At the same time, what the announcement is instructing its listeners to do carries such staggering emotional weight:

… Leave the old and bed-
ridden, you can do nothing for them.

It was quite daring and progressive of Mr Holmes to offer such poems for study to a fourth form English class, and I am grateful to him for doing so, because I think I became a poet as a direct result of this exposure. Other influences came later, but this was the first and, I would say, the most important.

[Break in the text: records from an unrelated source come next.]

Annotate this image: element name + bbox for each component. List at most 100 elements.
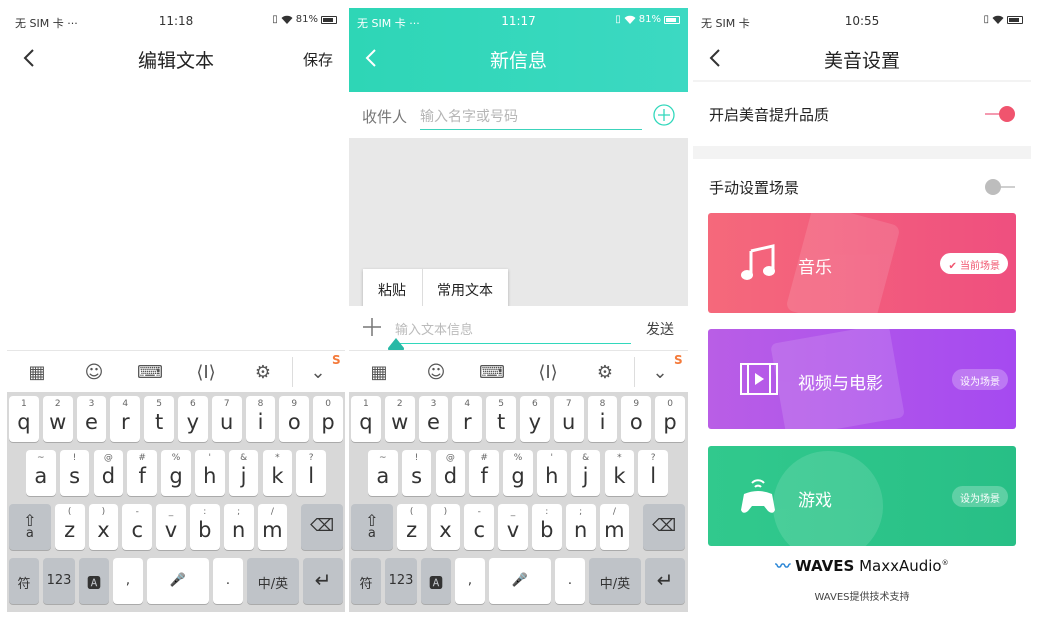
emoji-icon[interactable]: ☺ <box>83 361 105 383</box>
key-l[interactable]: ? l <box>296 450 327 496</box>
add-contact-icon[interactable] <box>653 104 675 126</box>
keyboard-icon[interactable]: ⌨ <box>137 361 163 383</box>
common-text-menu-item[interactable]: 常用文本 <box>437 280 493 300</box>
period-key[interactable]: . <box>555 558 585 604</box>
key-j[interactable]: & j <box>228 450 259 496</box>
grid-icon[interactable]: ▦ <box>26 361 48 383</box>
scene-badge-set[interactable]: 设为场景 <box>952 486 1008 507</box>
settings-icon[interactable]: ⚙ <box>252 361 274 383</box>
key-b[interactable]: :b <box>189 504 220 550</box>
plus-icon[interactable] <box>362 317 382 337</box>
key-w[interactable]: 2w <box>42 396 73 442</box>
key-h[interactable]: ' h <box>536 450 567 496</box>
key-u[interactable]: 7u <box>211 396 242 442</box>
enable-quality-toggle[interactable] <box>983 104 1017 124</box>
key-j[interactable]: & j <box>570 450 601 496</box>
shift-key[interactable]: ⇧ a <box>9 504 51 550</box>
collapse-chevron-icon[interactable]: ⌄ <box>649 361 671 383</box>
key-d[interactable]: @ d <box>435 450 466 496</box>
scene-card-game[interactable]: 游戏 设为场景 <box>708 446 1016 546</box>
key-t[interactable]: 5t <box>144 396 174 442</box>
key-a[interactable]: ~ a <box>367 450 398 496</box>
key-g[interactable]: % g <box>161 450 191 496</box>
key-x[interactable]: ) x <box>88 504 119 550</box>
enter-key[interactable]: ↵ <box>303 558 343 604</box>
key-y[interactable]: 6y <box>178 396 208 442</box>
key-p[interactable]: 0p <box>313 396 343 442</box>
number-key[interactable]: 123 <box>385 558 417 604</box>
key-k[interactable]: * k <box>262 450 293 496</box>
letter-mode-key[interactable]: 🅰 <box>79 558 109 604</box>
key-c[interactable]: -c <box>122 504 153 550</box>
key-b[interactable]: :b <box>531 504 562 550</box>
key-e[interactable]: 3e <box>418 396 449 442</box>
save-button[interactable]: 保存 <box>303 49 333 70</box>
key-n[interactable]: ; n <box>223 504 254 550</box>
backspace-key[interactable]: ⌫ <box>643 504 685 550</box>
comma-key[interactable]: , <box>455 558 485 604</box>
manual-scene-toggle[interactable] <box>983 177 1017 197</box>
key-k[interactable]: * k <box>604 450 635 496</box>
collapse-chevron-icon[interactable]: ⌄ <box>307 361 329 383</box>
scene-card-video[interactable]: 视频与电影 设为场景 <box>708 329 1016 429</box>
paste-menu-item[interactable]: 粘贴 <box>378 280 406 300</box>
key-e[interactable]: 3e <box>76 396 107 442</box>
key-v[interactable]: _ v <box>156 504 186 550</box>
text-editor-area[interactable] <box>7 80 345 350</box>
cursor-move-icon[interactable]: ⟨I⟩ <box>537 361 559 383</box>
key-a[interactable]: ~ a <box>25 450 56 496</box>
key-r[interactable]: 4r <box>452 396 483 442</box>
key-s[interactable]: ! s <box>401 450 432 496</box>
backspace-key[interactable]: ⌫ <box>301 504 343 550</box>
key-t[interactable]: 5t <box>486 396 516 442</box>
scene-badge-current[interactable]: ✔ 当前场景 <box>940 253 1008 274</box>
letter-mode-key[interactable]: 🅰 <box>421 558 451 604</box>
settings-icon[interactable]: ⚙ <box>594 361 616 383</box>
key-u[interactable]: 7u <box>553 396 584 442</box>
scene-card-music[interactable]: 音乐 ✔ 当前场景 <box>708 213 1016 313</box>
key-f[interactable]: # f <box>469 450 500 496</box>
key-l[interactable]: ? l <box>638 450 669 496</box>
key-p[interactable]: 0p <box>655 396 685 442</box>
message-input[interactable]: 输入文本信息 <box>395 319 631 344</box>
grid-icon[interactable]: ▦ <box>368 361 390 383</box>
language-switch-key[interactable]: 中/英 <box>589 558 641 604</box>
key-c[interactable]: -c <box>464 504 495 550</box>
key-g[interactable]: % g <box>503 450 533 496</box>
key-w[interactable]: 2w <box>384 396 415 442</box>
key-m[interactable]: / m <box>257 504 288 550</box>
recipient-input[interactable]: 输入名字或号码 <box>420 106 642 130</box>
symbol-key[interactable]: 符 <box>351 558 381 604</box>
key-s[interactable]: ! s <box>59 450 90 496</box>
key-h[interactable]: ' h <box>194 450 225 496</box>
key-z[interactable]: (z <box>396 504 427 550</box>
key-o[interactable]: 9o <box>279 396 310 442</box>
key-m[interactable]: / m <box>599 504 630 550</box>
cursor-move-icon[interactable]: ⟨I⟩ <box>195 361 217 383</box>
key-i[interactable]: 8i <box>245 396 276 442</box>
comma-key[interactable]: , <box>113 558 143 604</box>
space-mic-key[interactable]: 🎤 <box>147 558 209 604</box>
key-x[interactable]: ) x <box>430 504 461 550</box>
key-q[interactable]: 1q <box>9 396 39 442</box>
space-mic-key[interactable]: 🎤 <box>489 558 551 604</box>
send-button[interactable]: 发送 <box>646 319 674 339</box>
enter-key[interactable]: ↵ <box>645 558 685 604</box>
key-r[interactable]: 4r <box>110 396 141 442</box>
number-key[interactable]: 123 <box>43 558 75 604</box>
shift-key[interactable]: ⇧ a <box>351 504 393 550</box>
period-key[interactable]: . <box>213 558 243 604</box>
scene-badge-set[interactable]: 设为场景 <box>952 369 1008 390</box>
key-d[interactable]: @ d <box>93 450 124 496</box>
keyboard-icon[interactable]: ⌨ <box>479 361 505 383</box>
symbol-key[interactable]: 符 <box>9 558 39 604</box>
key-z[interactable]: (z <box>54 504 85 550</box>
key-o[interactable]: 9o <box>621 396 652 442</box>
key-i[interactable]: 8i <box>587 396 618 442</box>
key-v[interactable]: _ v <box>498 504 528 550</box>
key-q[interactable]: 1q <box>351 396 381 442</box>
emoji-icon[interactable]: ☺ <box>425 361 447 383</box>
key-n[interactable]: ; n <box>565 504 596 550</box>
language-switch-key[interactable]: 中/英 <box>247 558 299 604</box>
key-f[interactable]: # f <box>127 450 158 496</box>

Years later, as a published writer in my forties, I was invited to take part in the King’s Lynn Poetry Festival. I was reading alongside Peter Porter, who was seated on my left. At Q & A time, I was asked a question I usually find difficult — what were my formative influences? This time it was easy to answer: ‘Mr Holmes, my English teacher at King Edward’s, and Mr Porter, the gentleman on my left’.

Brian McCabe has published three collections of poetry, the most recent being Zero (Polygon). He also has published one novel and five collections of short stories, the most recent being A Date with My Wife (Canongate).